The largest went to Brighton and Hove NHS hospitals, after they contracted with a data destruction firm to destroy hard drives used by the HIV clinic. A staff member of the destruction contractor stole the drives and forged a destruction certificate, before selling the drives on eBay where they were picked up by a data recovery firm among other people.
The hospital was fined £325k. It is not reported what happened to the data destruction company.
Only way they'll learn. If you can't secure credit card information securely, don't store it at all?
Just the cost of business.
Now if they actually jailed the person in charge of infosec, that might get something to change.
All that information is just sitting their exposed by default, and in some cases exposed regardless of user intervention because there is simply no option to disable it.
Facebook would reverse the big bang because of how hard they would get sued for information leaks.
So, why not them too? They are the worst information leak offenders of today.
I kind of like sony, I have a Vita(not because of Sony but because it has reasonable third party support here in Japan, I really enjoy the library so far) and a Xperia phone(decent phone with great looks). But holy crap, their security setup pre-hacking was something a baby could build better. Considering the amount of DRM they put on their products, I would at least expect they take server side security and data encryption seriously. The PS3 took 5 years to get hacked, but the PSN goes down in a few days by a bunch of script kids? WTF!? $400000 is pocket money even for sony, the penalties should be much harsher so that sony doesn't not ever decide to commit the same mistake ever again but also to scare other lazy companies in to upgrading their cloud services.
Yo, Bubba. You started dying the moment you were born. Yes, you're dying, chump. You own future is bleak. You're going to spend a small part of eternity as a bag of bones in a coffin. When some geologic event occurs, to expose your bones to the elements, your bones will be broken down into the minerals from which they were built. Unless, of course, some critter decides to gnaw on your bones. Then, some of your molecules might know a few more moments of life, before being shit out onto the ground. Bleak indeed. No matter though - no one is going to miss you.
Fine a drop in the bucket compared to the PSN store being down for several weeks. Games released when PSN down also did not sell well. They also purchased credit card theft insurance for all their users who had credit card info on PSN. They also had to give out free games to get people to bring back good will from users. So even without fine the market punished Sony quite a bit.

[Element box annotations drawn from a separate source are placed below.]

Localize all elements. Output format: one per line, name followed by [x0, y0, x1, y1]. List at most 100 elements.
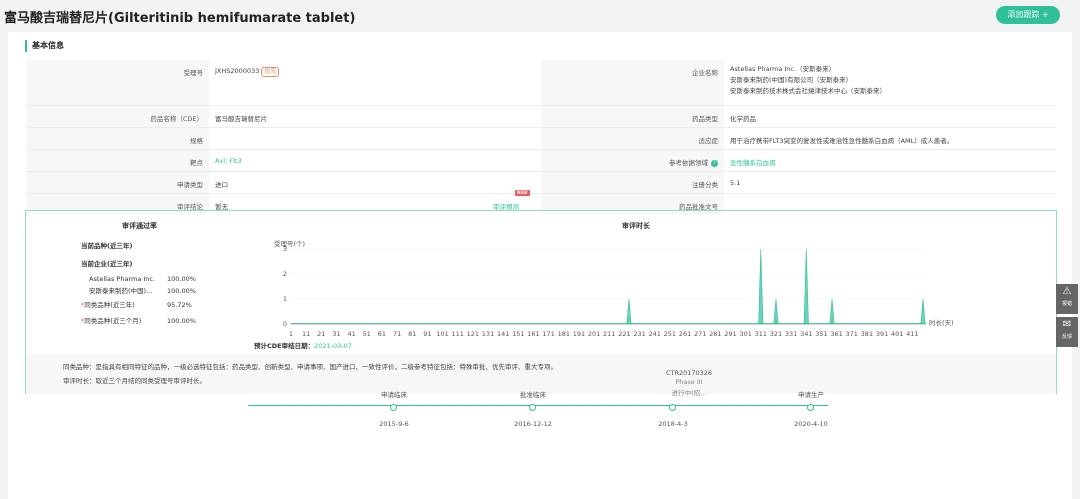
info-row: 受理号 JXHS2000033 优先 企业名称 Astellas Pharma I…: [26, 60, 1056, 106]
x-tick-label: 291: [724, 330, 736, 338]
company-rate: 100.00%: [167, 287, 196, 295]
x-tick-label: 161: [527, 330, 539, 338]
y-tick-label: 2: [283, 270, 287, 278]
est-date-value: 2021-03-07: [314, 342, 352, 350]
report-error-button[interactable]: ⚠ 报错: [1056, 284, 1078, 314]
x-tick-label: 181: [558, 330, 570, 338]
label: 药品类型: [541, 106, 724, 127]
timeline-node[interactable]: [669, 404, 676, 411]
value: 用于治疗携带FLT3突变的复发性或难治性急性髓系白血病（AML）成人患者。: [730, 137, 954, 145]
data-spike: [626, 298, 632, 325]
x-tick-label: 71: [393, 330, 401, 338]
x-tick-label: 401: [891, 330, 903, 338]
ref-link[interactable]: 急性髓系白血病: [724, 150, 1056, 171]
x-tick-label: 61: [378, 330, 386, 338]
value: 富马酸吉瑞替尼片: [215, 115, 267, 123]
value: [209, 128, 541, 149]
x-tick-label: 261: [679, 330, 691, 338]
label: 受理号: [26, 60, 209, 105]
info-table: 受理号 JXHS2000033 优先 企业名称 Astellas Pharma I…: [26, 60, 1056, 214]
y-tick-label: 0: [283, 320, 287, 328]
pass-rate-title: 审评通过率: [122, 222, 157, 230]
same-3m-row: *同类品种(近三个月) 100.00%: [81, 315, 197, 327]
label: 适应症: [541, 128, 724, 149]
x-tick-label: 191: [573, 330, 585, 338]
company-line: 安斯泰来制药技术株式会社燒津技术中心（安斯泰来）: [730, 87, 886, 95]
timeline-node[interactable]: [390, 404, 397, 411]
company-name: 安斯泰来制药(中国)...: [89, 287, 153, 295]
label: 药品名称（CDE）: [26, 106, 209, 127]
x-tick-label: 51: [363, 330, 371, 338]
label-text: 同类品种(近三年): [84, 301, 135, 309]
x-tick-label: 321: [770, 330, 782, 338]
company-rate-row: 安斯泰来制药(中国)... 100.00%: [81, 285, 197, 297]
company-line: Astellas Pharma Inc.（安斯泰来）: [730, 65, 836, 73]
x-tick-label: 31: [332, 330, 340, 338]
footer-note: 同类品种：是指具有相同特征的品种，一级必选特征包括：药品类型、创新类型、申请事项…: [63, 363, 557, 371]
timeline-node-label: 申请临床: [381, 391, 407, 399]
info-row: 申请类型 进口 注册分类 5.1: [26, 172, 1056, 194]
x-tick-label: 221: [618, 330, 630, 338]
review-time-title: 审评时长: [622, 222, 650, 230]
title-bar: 富马酸吉瑞替尼片(Gilteritinib hemifumarate table…: [0, 0, 1080, 32]
value: JXHS2000033 优先: [209, 60, 541, 105]
add-tracking-button[interactable]: 添加跟踪 +: [996, 6, 1060, 24]
label-text: 参考依据领域: [669, 159, 708, 167]
data-spike: [803, 248, 809, 325]
x-tick-label: 131: [482, 330, 494, 338]
info-row: 规格 适应症 用于治疗携带FLT3突变的复发性或难治性急性髓系白血病（AML）成…: [26, 128, 1056, 150]
review-panel: 审评通过率 审评时长 当前品种(近三年) 当前企业(近三年) Astellas …: [25, 210, 1057, 394]
x-tick-label: 361: [830, 330, 842, 338]
company-list: Astellas Pharma Inc.（安斯泰来） 安斯泰来制药(中国)有限公…: [724, 60, 1056, 105]
value: 5.1: [730, 179, 741, 187]
x-tick-label: 121: [467, 330, 479, 338]
y-tick-label: 3: [283, 245, 287, 253]
x-tick-label: 381: [861, 330, 873, 338]
x-tick-label: 201: [588, 330, 600, 338]
info-icon[interactable]: i: [711, 159, 718, 167]
y-tick-label: 1: [283, 295, 287, 303]
label: 靶点: [26, 150, 209, 171]
x-tick-label: 231: [633, 330, 645, 338]
x-axis-label: 时长(天): [929, 318, 954, 327]
timeline-node-date: 2018-4-3: [658, 420, 688, 428]
estimated-date: 预计CDE审结日期：2021-03-07: [254, 340, 352, 350]
info-row: 药品名称（CDE） 富马酸吉瑞替尼片 药品类型 化学药品: [26, 106, 1056, 128]
current-company: 当前企业(近三年): [81, 260, 133, 268]
side-tool-label: 报错: [1061, 301, 1072, 307]
x-tick-label: 41: [347, 330, 355, 338]
x-tick-label: 91: [423, 330, 431, 338]
warning-icon: ⚠: [1062, 286, 1072, 297]
x-tick-label: 21: [317, 330, 325, 338]
x-tick-label: 281: [709, 330, 721, 338]
x-tick-label: 331: [785, 330, 797, 338]
data-spike: [920, 298, 926, 325]
info-row: 靶点 Axl; Flt3 参考依据领域 i 急性髓系白血病: [26, 150, 1056, 172]
timeline-node-label: 批准临床: [520, 391, 546, 399]
y-axis-label: 受理号(个): [274, 239, 305, 248]
side-tool-label: 反馈: [1061, 334, 1072, 340]
feedback-button[interactable]: ✉ 反馈: [1056, 317, 1078, 347]
timeline-trial-link[interactable]: CTR20170326: [649, 369, 729, 377]
same-3y-row: *同类品种(近三年) 95.72%: [81, 299, 197, 311]
company-name: Astellas Pharma Inc.: [89, 275, 156, 283]
target-link[interactable]: Axl; Flt3: [209, 150, 541, 171]
pass-rate-block: 当前品种(近三年) 当前企业(近三年) Astellas Pharma Inc.…: [81, 241, 197, 327]
footer-note: 审评时长：取近三个月结的同类受理号审评时长。: [63, 377, 206, 385]
x-tick-label: 351: [815, 330, 827, 338]
x-tick-label: 111: [451, 330, 463, 338]
data-spike: [758, 248, 764, 325]
panel-footer: 同类品种：是指具有相同特征的品种，一级必选特征包括：药品类型、创新类型、申请事项…: [26, 354, 1056, 394]
same-3m-rate: 100.00%: [167, 317, 196, 325]
label: 申请类型: [26, 172, 209, 193]
x-tick-label: 251: [664, 330, 676, 338]
review-time-chart: 受理号(个)时长(天)01231 11 21 31 41 51 61 71 81 91 101 111…: [274, 239, 954, 338]
x-tick-label: 81: [408, 330, 416, 338]
data-spike: [773, 298, 779, 325]
x-tick-label: 1: [289, 330, 293, 338]
x-tick-label: 341: [800, 330, 812, 338]
timeline-node-date: 2016-12-12: [514, 420, 552, 428]
timeline-node[interactable]: [807, 404, 814, 411]
x-tick-label: 211: [603, 330, 615, 338]
timeline-node[interactable]: [529, 404, 536, 411]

Sony lost plenty of money when the store was down. Disk based games didn't sell because people wanted to play multiplayer. Consoles didn't sell because of the bad press. DLC and PSN games didn't sell because the store was down. After it came back up many people removed their credit card info and stopped buying DLC and PSN games.

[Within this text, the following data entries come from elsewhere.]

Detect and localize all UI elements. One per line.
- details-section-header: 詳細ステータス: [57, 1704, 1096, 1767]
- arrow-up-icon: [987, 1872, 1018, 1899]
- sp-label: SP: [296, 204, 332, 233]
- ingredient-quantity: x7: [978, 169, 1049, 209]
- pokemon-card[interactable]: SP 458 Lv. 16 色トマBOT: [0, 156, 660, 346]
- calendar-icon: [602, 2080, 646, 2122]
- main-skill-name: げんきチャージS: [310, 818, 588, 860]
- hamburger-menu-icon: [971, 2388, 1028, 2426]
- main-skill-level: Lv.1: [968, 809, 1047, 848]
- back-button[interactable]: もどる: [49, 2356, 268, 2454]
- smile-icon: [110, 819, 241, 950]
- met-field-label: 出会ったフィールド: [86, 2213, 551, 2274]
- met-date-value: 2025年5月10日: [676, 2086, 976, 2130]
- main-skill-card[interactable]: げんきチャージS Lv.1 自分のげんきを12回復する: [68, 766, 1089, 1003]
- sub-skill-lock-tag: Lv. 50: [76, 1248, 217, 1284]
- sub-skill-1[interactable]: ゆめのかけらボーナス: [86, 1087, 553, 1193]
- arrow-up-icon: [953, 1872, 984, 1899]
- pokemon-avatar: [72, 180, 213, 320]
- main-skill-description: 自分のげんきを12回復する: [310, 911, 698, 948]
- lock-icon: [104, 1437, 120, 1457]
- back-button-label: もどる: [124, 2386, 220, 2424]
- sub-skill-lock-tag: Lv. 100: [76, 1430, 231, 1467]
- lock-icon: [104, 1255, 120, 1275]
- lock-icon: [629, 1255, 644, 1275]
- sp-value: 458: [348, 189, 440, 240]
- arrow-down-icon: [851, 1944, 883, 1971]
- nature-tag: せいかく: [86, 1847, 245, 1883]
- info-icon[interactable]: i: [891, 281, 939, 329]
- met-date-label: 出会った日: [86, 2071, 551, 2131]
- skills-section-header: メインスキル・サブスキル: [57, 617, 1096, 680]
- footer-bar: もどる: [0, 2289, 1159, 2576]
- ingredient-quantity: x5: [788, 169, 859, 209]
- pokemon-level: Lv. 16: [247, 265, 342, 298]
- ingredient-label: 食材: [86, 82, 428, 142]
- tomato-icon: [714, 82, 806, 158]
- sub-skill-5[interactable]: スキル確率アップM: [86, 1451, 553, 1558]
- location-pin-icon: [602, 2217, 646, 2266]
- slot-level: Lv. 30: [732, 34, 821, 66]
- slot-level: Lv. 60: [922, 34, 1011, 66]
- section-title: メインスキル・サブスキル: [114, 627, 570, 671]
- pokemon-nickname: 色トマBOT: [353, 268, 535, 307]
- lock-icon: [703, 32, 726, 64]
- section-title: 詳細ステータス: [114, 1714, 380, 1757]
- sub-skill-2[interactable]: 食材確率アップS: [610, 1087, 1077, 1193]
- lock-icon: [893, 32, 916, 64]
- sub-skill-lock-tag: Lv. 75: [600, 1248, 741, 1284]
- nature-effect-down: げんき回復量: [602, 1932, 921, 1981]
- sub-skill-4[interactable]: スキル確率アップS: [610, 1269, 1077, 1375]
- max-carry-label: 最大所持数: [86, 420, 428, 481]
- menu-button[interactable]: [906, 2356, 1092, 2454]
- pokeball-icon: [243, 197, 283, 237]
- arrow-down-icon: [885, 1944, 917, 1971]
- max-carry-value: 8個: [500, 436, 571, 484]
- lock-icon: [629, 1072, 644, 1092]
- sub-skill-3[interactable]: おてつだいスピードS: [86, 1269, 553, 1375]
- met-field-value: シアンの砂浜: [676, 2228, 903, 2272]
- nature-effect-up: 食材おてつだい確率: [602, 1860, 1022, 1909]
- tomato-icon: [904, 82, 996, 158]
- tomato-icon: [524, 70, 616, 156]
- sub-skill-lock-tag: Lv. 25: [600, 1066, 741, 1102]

Not really bleak when you consider that energy is neither created nor exhausted only converted. I for one welcome our future poop overlords.
I am Bennett Haselton! I am Bennett Haselton!
Someone breaks in your home and steals your address book, you then sue the owner of the book for not securing it? UK logic is fun.
It's a PR slap, the money is irrelevant, it's what could be done, and i wish we would do more of that at here in the US.
Alot of sensitive information was let out into the open, and i was affected in that i had to get a new card. Not a problem. Then it happened again.
So i get another new card, and i now have a fancy blu-ray player, completely isolated and not connected, not subscribing to or buying anything. Not a problem.
...I still can't figure out what grounds Sony could possibly have for an appeal.
They "Strongly disagree" with the ruling. I suppose it's in their best interests to disagree, but based on the publicly known information about this hack, how could they possibly hope to succeed in overturning this ruling?